Thursday, April 8, 2010

FOUNTAIN OF YOUTH?

Ashley today

Ashley at 17

When you are 37 years old and someone mistakes you to be 26: that's a compliment.

When you are 24 years old and everyone mistakes you to be 17: that's NOT a compliment.

At least 2-3 times a week someone comments about my age or asks me how old I am. They believe I am in high school. They believe I am in junior high (yes, many times that one has happened). They believe I am too young to use a credit card. They believe I need parental signatures when signing up for things. This isn't cute. It just isn't. And I think the worst part of all of it is when I correct people on their poor assumptions they just say, "Well take that as a compliment. When you are 30 you're gonna love it." Well I am not 30. Believing that I am a teenager at this point in my life is not a good feeling. So don't tell me that your judgment of my age is anything but a major put down.

Here are just a few of the thousand+ examples I have of mistaken age identity:
  • When I was a sophomore in college I went to visit my dad at his office in Salt Lake. While taking the elevator up to see him one of his partners in the law firm asked me what year I was in school. I told him I was a sophomore. His reply was, "Go Darts!" Ehh, no. That would be Go Cougars! Actual age: 20. Presumed age: 15.

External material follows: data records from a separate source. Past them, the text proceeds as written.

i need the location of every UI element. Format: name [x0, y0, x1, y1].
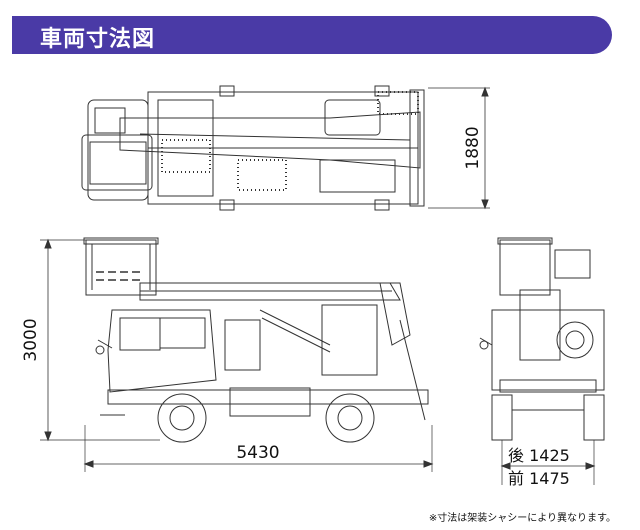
rear-wheel-left	[491, 394, 513, 441]
top-bucket-inner	[89, 141, 147, 185]
label-5430: 5430	[236, 443, 279, 463]
top-frame-left	[157, 99, 214, 197]
top-outrigger-box	[319, 159, 396, 193]
label-front-tread: 前 1475	[508, 469, 570, 488]
side-boom-post	[379, 282, 411, 346]
side-wheel-front	[157, 393, 207, 443]
rear-view	[479, 237, 605, 485]
top-turret	[324, 99, 381, 136]
top-cab	[87, 99, 149, 201]
title-banner: 車両寸法図	[12, 16, 612, 54]
top-boom	[119, 111, 421, 169]
top-wheel-fr	[374, 85, 390, 97]
side-view	[40, 237, 434, 472]
side-equipment	[229, 387, 311, 417]
side-box-1	[224, 319, 261, 371]
side-turret	[321, 304, 378, 376]
rear-control-box	[554, 249, 591, 279]
side-window-2	[159, 317, 206, 349]
rear-wheel-right	[583, 394, 605, 441]
top-bucket	[81, 134, 153, 191]
page-title: 車両寸法図	[40, 27, 156, 52]
side-window	[119, 317, 161, 351]
side-frame	[107, 389, 429, 405]
rear-bucket	[499, 239, 551, 296]
top-grating-1	[161, 139, 211, 173]
top-view	[81, 85, 490, 211]
side-boom	[139, 282, 401, 301]
rear-reel	[556, 321, 594, 359]
top-wheel-rl	[219, 199, 235, 211]
footnote: ※寸法は架装シャシーにより異なります。	[428, 513, 616, 524]
top-rear	[409, 89, 425, 207]
rear-bumper	[499, 379, 597, 393]
rear-body	[491, 309, 605, 391]
top-bucket-control	[94, 107, 126, 134]
top-wheel-fl	[219, 85, 235, 97]
side-cab	[107, 309, 217, 393]
rear-turret	[519, 289, 561, 361]
top-wheel-rr	[374, 199, 390, 211]
top-grating-2	[237, 159, 287, 191]
top-grating-3	[377, 91, 419, 115]
label-1880: 1880	[463, 126, 483, 169]
side-wheel-rear	[325, 393, 375, 443]
side-bucket	[85, 239, 157, 296]
label-rear-tread: 後 1425	[508, 446, 570, 465]
label-3000: 3000	[21, 318, 41, 361]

  • During the last semester of my senior year at BYU I interviewed for teaching positions. Some crazy teacher in one of the junior high schools that I went to stopped me in the hallway and asked me what I was doing out in the middle of class. Actual Age: 22 Presumed age: 14.

  • One morning Allison, Cameo, and I went to ask a teacher down the hall a question about his document camera. He wasn't in the room so we just took his out and discussed the pro's and con's about buying them for our department. Well the student teacher walked up and assumed we were all students and told us to, "put that down and do not play with the teacher's equipment." Actual Age: 23. Presumed age: 15.

  • Cameo and I took a group of students to Washington, D.C. The best part of the journey there was the fact that we had exit row seats on the plane. Okay, so that was only fantastic until the flight attendant came to inform us that we couldn't sit there because you had to be over 15 to sit in an exit row. Ashley's actual age: 23, Cameo's actual age: 25. Presumed age: 14.

  • Then yesterday my dad took me to a museum in The Dalles, Oregon. We walked up to the counter and he told the woman at the counter we wanted to see the museum. She said, "okay, just one ticket then?" What? Didn't she see there were two of us? She told us all this week kids under 18 get into the museum for free. I had to do the awkward age correction and inform her that was not case for me. Actual age: 24. Presumed age: 17.

5 comments:

Holly Belnap said...

Thats hilarious! I get that all the time and I hate it!

Alisha said...

Oh Dearest, I love you! This happened to me last week! Someone thought I was Hailee's younger sister... she is 16! Not only am I older than her, but the two brothers in between us as well! Oh dear.

Haskell's said...

Yes! I love it. I got asked yesterday if it was hard being a high school student and having a baby... i said being a teen mom has been really hard, but I just couldn't put him up for adoption! Idiots.

The Sabeys said...

I am right there with you... Allen told someone I was on spring break... oh what high school do you go to? We are TEACHERS! We are professionals... I totally understand the vent.

The Ball Babies said...

Once I was in The Gap trying on some stuff and my oldest (Alyssa) was 11 at the time. The dork who was working there said, "Do you have a daughter who goes to BYU?" Umm. No. I said, "How old do you think I am???" Stupid boy. I get mistaken for being older than I am and I think I would much rather be thought of as younger!!!

Super funny post though! Laughed and loved it!